The most consistent fly-fishing scenario involves chumming with small baitfish (live or cut) to bring longtail near the boat and hold them at the surface, then presenting a fly on a slow strip retrieve. This controlled situation is easier to manage than casting to fast-moving surface blitzes and is the approach most commonly used by the handful of Andaman fly fishing specialists. For full gear recommendations, see our tropical fly fishing setup guide.
Tackle Recommendations
Light to medium spinning is the appropriate bracket for most longtail fishing. A 20–30 lb class spinning outfit gives you the casting ability to reach surface schools, the drag capacity to handle a strong run, and enough sensitivity to feel the take on subsurface presentations.
- Rod: 7–8 ft, fast action, rated 20–30 lb. A rod with enough backbone to drive treble hooks home on a long cast but with enough tip sensitivity to work walking stickbaits properly.
- Reel: 4000–5000 class spinning reel with a quality drag system capable of sustained pressure. Longtail make multiple determined runs — a drag that smooths out mid-run is essential.

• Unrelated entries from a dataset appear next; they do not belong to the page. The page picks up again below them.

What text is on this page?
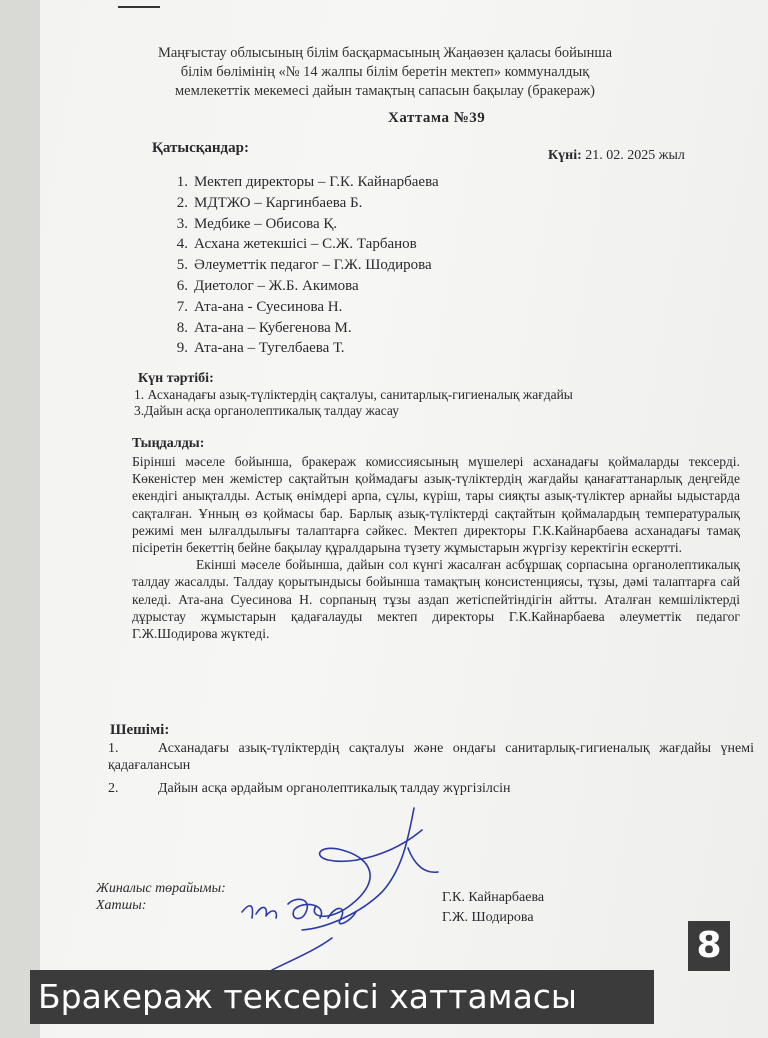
Маңғыстау облысының білім басқармасының Жаңаөзен қаласы бойынша
білім бөлімінің «№ 14 жалпы білім беретін мектеп» коммуналдық
мемлекеттік мекемесі дайын тамақтың сапасын бақылау (бракераж)
Хаттама №39
Қатысқандар:	Күні: 21. 02. 2025 жыл
1. Мектеп директоры – Г.К. Кайнарбаева
2. МДТЖО – Каргинбаева Б.
3. Медбике – Обисова Қ.
4. Асхана жетекшісі – С.Ж. Тарбанов
5. Әлеуметтік педагог – Г.Ж. Шодирова
6. Диетолог – Ж.Б. Акимова
7. Ата-ана - Суесинова Н.
8. Ата-ана – Кубегенова М.
9. Ата-ана – Тугелбаева Т.
Күн тәртібі:
1. Асханадағы азық-түліктердің сақталуы, санитарлық-гигиеналық жағдайы
3.Дайын асқа органолептикалық талдау жасау
Тыңдалды:

Бірінші мәселе бойынша, бракераж комиссиясының мүшелері асханадағы қоймаларды тексерді. Көкеністер мен жемістер сақтайтын қоймадағы азық-түліктердің жағдайы қанағаттанарлық деңгейде екендігі анықталды. Астық өнімдері арпа, сұлы, күріш, тары сияқты азық-түліктер арнайы ыдыстарда сақталған. Ұнның өз қоймасы бар. Барлық азық-түліктерді сақтайтын қоймалардың температуралық режимі мен ылғалдылығы талаптарға сәйкес. Мектеп директоры Г.К.Кайнарбаева асханадағы тамақ пісіретін бекеттің бейне бақылау құралдарына түзету жұмыстарын жүргізу керектігін ескертті.

Екінші мәселе бойынша, дайын сол күнгі жасалған асбұршақ сорпасына органолептикалық талдау жасалды. Талдау қорытындысы бойынша тамақтың консистенциясы, тұзы, дәмі талаптарға сай келеді. Ата-ана Суесинова Н. сорпаның тұзы аздап жетіспейтіндігін айтты. Аталған кемшіліктерді дұрыстау жұмыстарын қадағалауды мектеп директоры Г.К.Кайнарбаева әлеуметтік педагог Г.Ж.Шодирова жүктеді.

Шешімі:
1.	Асханадағы азық-түліктердің сақталуы және ондағы санитарлық-гигиеналық жағдайы үнемі қадағалансын
2.	Дайын асқа әрдайым органолептикалық талдау жүргізілсін
Жиналыс төрайымы:
Хатшы:
Г.К. Кайнарбаева
Г.Ж. Шодирова
8
Бракераж тексерісі хаттамасы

- Mainline: 20–30 lb braid. The thin diameter gives casting distance; the low stretch translates hooksets across long casts.

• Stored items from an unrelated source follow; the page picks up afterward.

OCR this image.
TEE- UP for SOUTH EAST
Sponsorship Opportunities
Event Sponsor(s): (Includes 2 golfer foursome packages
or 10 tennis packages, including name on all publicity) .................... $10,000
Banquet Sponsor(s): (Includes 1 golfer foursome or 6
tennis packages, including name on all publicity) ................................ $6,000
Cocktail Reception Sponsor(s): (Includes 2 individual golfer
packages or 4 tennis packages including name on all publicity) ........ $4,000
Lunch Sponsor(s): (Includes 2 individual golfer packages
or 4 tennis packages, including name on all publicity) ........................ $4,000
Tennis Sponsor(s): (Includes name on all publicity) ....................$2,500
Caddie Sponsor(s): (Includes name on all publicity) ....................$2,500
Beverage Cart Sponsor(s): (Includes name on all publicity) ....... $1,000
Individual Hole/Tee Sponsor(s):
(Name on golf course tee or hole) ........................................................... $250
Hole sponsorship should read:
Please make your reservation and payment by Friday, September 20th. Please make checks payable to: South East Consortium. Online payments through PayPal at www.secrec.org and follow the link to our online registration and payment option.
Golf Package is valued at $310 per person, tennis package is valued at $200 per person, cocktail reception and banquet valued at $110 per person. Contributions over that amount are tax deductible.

- Leader: 30–50 lb fluorocarbon, 60–90 cm. Longtail have no teeth to worry about, so leader strength is primarily about abrasion on the body of the fish during a long fight.
For charter trolling situations where longtail are an expected incidental species, the existing medium-heavy conventional gear used for mackerel and wahoo handles longtail comfortably.
Finding Fish: Practical Tips
The classic longtail indicator is birds. Frigate birds and terns that are actively diving — not just gliding — mean something is pushing bait to the surface below them, and longtail are one of the most common culprits in Thai waters. Learning to read bird activity at distance is the single most useful skill for finding surface-feeding tuna.
Beyond birds, look for:
- Temperature breaks: The transition zones between water masses of different temperatures concentrate baitfish and the tuna that follow them. A good fish finder showing temperature change at the thermocline is worth its cost in the first day.
- Current lines: Floating debris, foam lines, and current edges that collect small organisms attract baitfish, which attract tuna.
- FADs: Fish aggregating devices — floating objects deployed deliberately or drifting naturally — concentrate longtail reliably. Many Thai charter captains know the locations of working FADs on their regular grounds.
- Reef edges: Longtail feed along reef drop-offs, particularly at dawn and dusk. The Andaman reef systems between Phuket and the Similans offer productive edge fishing with appropriate sounder work.
For the full seasonal picture on both coasts, see the Andaman Sea fishing guide and the Gulf of Thailand fishing guide.
Conservation
Longtail tuna are categorised as Least Concern on the IUCN Red List, with populations considered stable across most of their range including Thai waters. They are faster-growing and more fecund than larger tuna species, which gives them greater resilience to fishing pressure. Commercial harvest in Thailand is significant — longtail appear frequently in fresh markets on both coasts — but recreational impact is modest relative to the population size.
The main conservation consideration is responsible handling. Longtail destined for release should be brought to the boat quickly on appropriate tackle — a prolonged fight on light gear is harder on the fish than a shorter fight on heavier tackle. Keep the fish in the water when removing hooks, support the body, and allow a full recovery before release.